Knowledge is growing about how to select suitable cover crop species for different farm circumstances, including grazing, as growers attend a recent demonstration day heard.

Cover Crop Drill Waddingworth Open Day March 2019 Farmacy wide image

Improved nutrient availability a key benefit

Using sheep to graze cover crops was increasing in popularity, however, selecting suitable species for grazing and using appropriate methods were important in making this a success.

Speaking at a cover crops demonstration day held by Farmacy in Lincolnshire, company agronomist Rebecca Creasey said the main benefits of grazing sheep on cover crops were improved nutrient availability for following crops, residue management and better soil structure.



Ms Creasey said: "It is important to mob graze five or six hectares with 400-500 ewes for three to seven days.

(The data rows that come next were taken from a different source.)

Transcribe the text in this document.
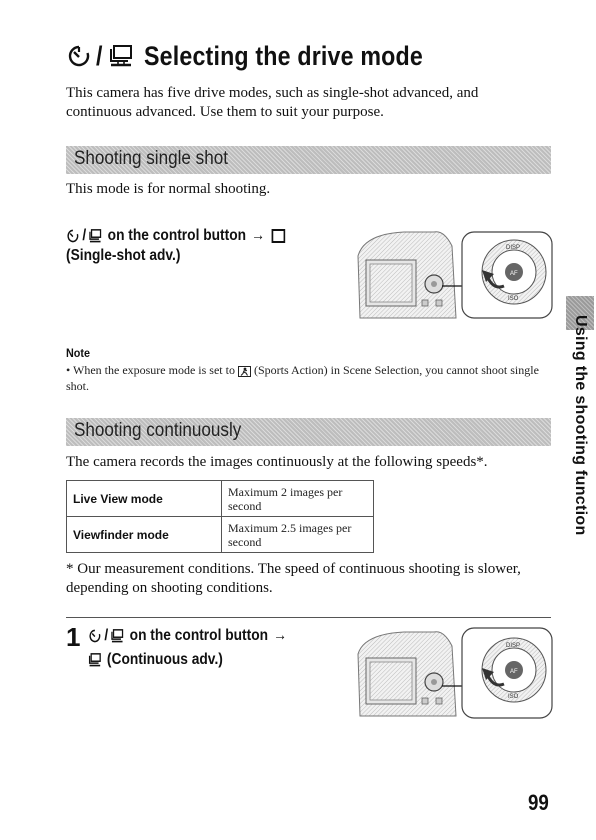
/ Selecting the drive mode
This camera has five drive modes, such as single-shot advanced, and continuous advanced. Use them to suit your purpose.
Shooting single shot
This mode is for normal shooting.
/ on the control button →
(Single-shot adv.)
AF
DISP
ISO
Note
• When the exposure mode is set to (Sports Action) in Scene Selection, you cannot shoot single shot.
Shooting continuously
The camera records the images continuously at the following speeds*.
Live View mode	Maximum 2 images per second
Viewfinder mode	Maximum 2.5 images per second
* Our measurement conditions. The speed of continuous shooting is slower, depending on shooting conditions.
1 / on the control button →
(Continuous adv.)
AF
DISP
ISO
Using the shooting function
99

'Mob grazing allows for uniform residue destruction, which leads to an even distribution of readily available nutrition and reduces compaction over the field, preventing animal tracks and poaching, which can cause significant yield loss in the following crop.”

In terms of species selection, Ms Creasey said legumes were good for nitrogen fixing, supplying protein for livestock and had good root anchorage.

She said: "Cereals provide good cover over the area and hold the soil together, as well as being nutritious for livestock. Buckwheat is poisonous to sheep, so do not include this, and phacelia can be unpalatable. Forage rape is good it is fast-growing and produces a large amount of biomass. However, be careful of its inclusion where oil-seed rape is already in the rotation.

"Get the crop drilled as soon as possible so there is enough feed value for grazing. There is a financial benefit in that cover crop land provides feed value for livestock and, therefore, chargeable grazing land. This can often cover the cost of the cover crop seed.

“If grazed correctly, one less cultivation pass is required as there is less biomass to manage.”